O Uruguai derrubou, há mais de uma década, a legislação que concedia anistia aos envolvidos com a repressão, tortura, morte e outros crimes perpetrados durante a ditadura no país — a Lei 15.848, que foi considerada inconstitucional.

Governo do Uruguai
Desde então, o sistema de Justiça do Uruguai ganhou um órgão especial e independente para investigar todos os crimes de homicídio, desaparecimento forçado, tortura, privação de liberdade, abuso sexual, por motivos políticos, ideológica ou sindical durante a ditadura uruguaia, além de atuar em crimes perpetrados no exterior no âmbito do Plano Condor a respeito de vítimas uruguaias. Trata-se da Procuradoria Especializada em Crimes contra a Humanidade (Fiscalía Especializada en Crímenes de Lesa Humanidad — FECLH), comandada por Ricardo Perciballe.

Perciballe explica que a Procuradoria Especializada "atua com absoluta independência de critérios sem receber qualquer mandato de seu superior hierárquico, ou de qualquer outra autoridade do Estado". E destaca a importância do engajamento da sociedade civil neste tipo de trabalho.

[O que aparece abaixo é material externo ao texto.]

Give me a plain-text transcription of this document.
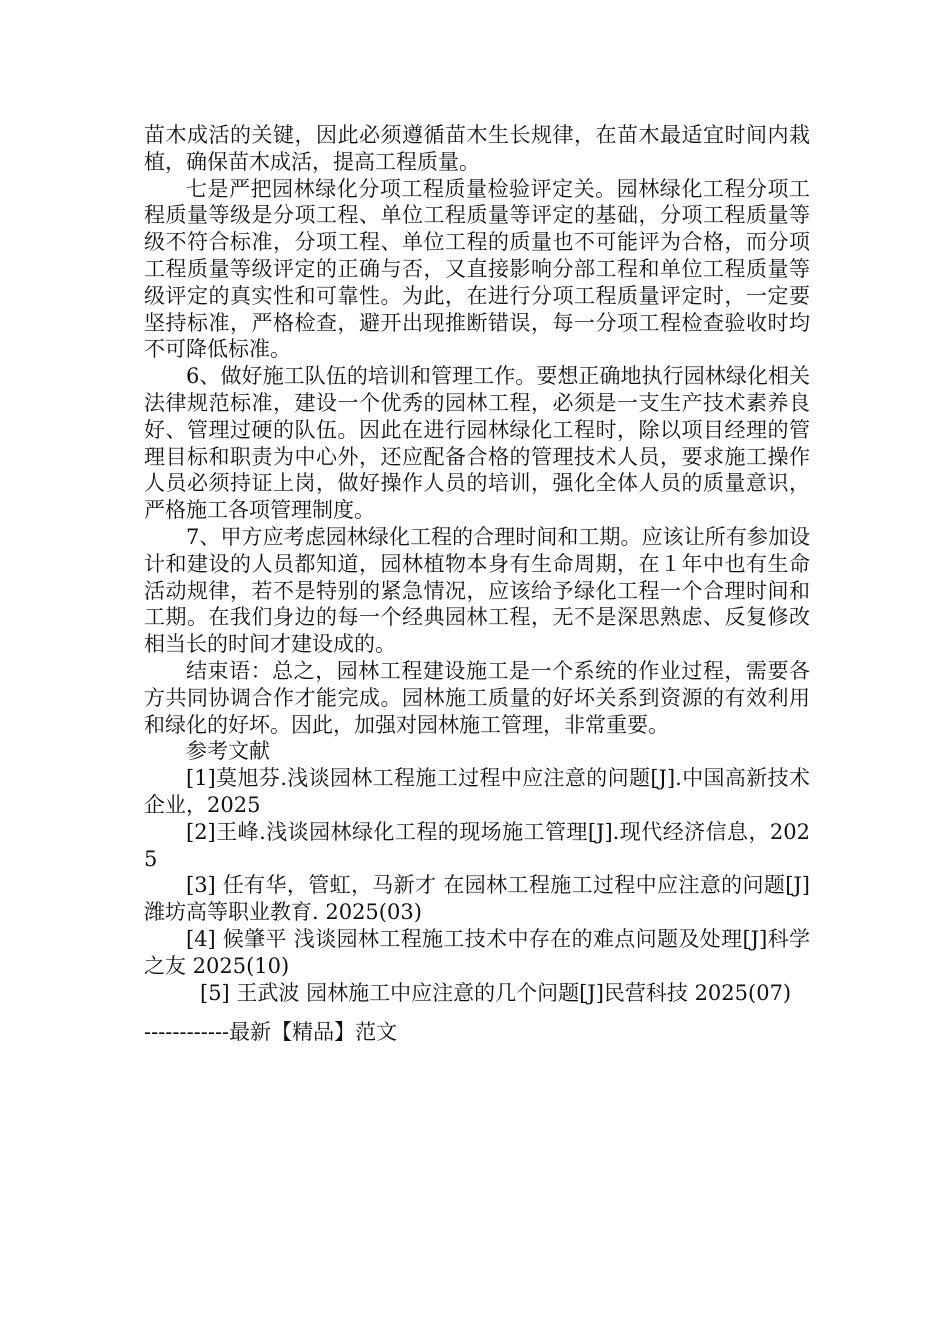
苗木成活的关键，因此必须遵循苗木生长规律，在苗木最适宜时间内栽植，确保苗木成活，提高工程质量。

七是严把园林绿化分项工程质量检验评定关。园林绿化工程分项工程质量等级是分项工程、单位工程质量等评定的基础，分项工程质量等级不符合标准，分项工程、单位工程的质量也不可能评为合格，而分项工程质量等级评定的正确与否，又直接影响分部工程和单位工程质量等级评定的真实性和可靠性。为此，在进行分项工程质量评定时，一定要坚持标准，严格检查，避开出现推断错误，每一分项工程检查验收时均不可降低标准。

6、做好施工队伍的培训和管理工作。要想正确地执行园林绿化相关法律规范标准，建设一个优秀的园林工程，必须是一支生产技术素养良好、管理过硬的队伍。因此在进行园林绿化工程时，除以项目经理的管理目标和职责为中心外，还应配备合格的管理技术人员，要求施工操作人员必须持证上岗，做好操作人员的培训，强化全体人员的质量意识，严格施工各项管理制度。

7、甲方应考虑园林绿化工程的合理时间和工期。应该让所有参加设计和建设的人员都知道，园林植物本身有生命周期，在１年中也有生命活动规律，若不是特别的紧急情况，应该给予绿化工程一个合理时间和工期。在我们身边的每一个经典园林工程，无不是深思熟虑、反复修改相当长的时间才建设成的。

结束语：总之，园林工程建设施工是一个系统的作业过程，需要各方共同协调合作才能完成。园林施工质量的好坏关系到资源的有效利用和绿化的好坏。因此，加强对园林施工管理，非常重要。

参考文献

[1]莫旭芬.浅谈园林工程施工过程中应注意的问题[J].中国高新技术企业，2025

[2]王峰.浅谈园林绿化工程的现场施工管理[J].现代经济信息，2025

[3] 任有华，管虹，马新才 在园林工程施工过程中应注意的问题[J]潍坊高等职业教育. 2025(03)

[4] 候肇平 浅谈园林工程施工技术中存在的难点问题及处理[J]科学之友 2025(10)

[5] 王武波 园林施工中应注意的几个问题[J]民营科技 2025(07)

------------最新【精品】范文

O Estado uruguaio mudou de posição em relação à sua lei de anistia depois que foi condenado pela Corte Interamericana de Direitos Humanos, em 2011, assim como o Brasil também foi condenado pelos mesmos crimes cometidos pelo Estado durante a ditadura militar.

Ao longo de quase cinco anos de existência, a Promotoria Especializada uruguaia já promoveu dezenas de ações judiciais e levou para a prisão muitos agentes da repressão que cometeram crimes durante a ditadura.

O caso mais recente ocorreu em 8 de dezembro do ano passado, quando os coronéis do exército uruguaio Carlos Alberto Rossel Argimon e Glauco José Yannone de Leon foram presos. Eles integravam o grupo que em 12 de novembro de 1978 sequestrou o casal Lilián Celiberti e Universindo Rodríguez e seus dois filhos, Camilo e Francesca, então com sete e três anos, em Porto Alegre, durante as ditaduras uruguaia e brasileira.

A Promotoria Especializada em Crimes contra a Humanidade, explica Perciballe, é uma promotoria especial criada para investigar todos os crimes dessa natureza ocorridos entre 13 de junho de 1968 e 28 de fevereiro de 1985 — período que antecede o golpe militar no Uruguai e a data de encerramento do regime de exceção.

"É a única Procuradoria do país com jurisdição nacional. Em outras palavras, atua em todas as causas dessa natureza que ocorram em qualquer parte do país, assim como em crimes perpetrados no exterior no âmbito do Plano Condor a respeito de vítimas uruguaias. Não obstante, também coordena ações com o Instituto Nacional de Direitos Humanos que, pela Lei 19.822 desde 2020, é responsável pela busca administrativa dos detentos desaparecidos", afirmou.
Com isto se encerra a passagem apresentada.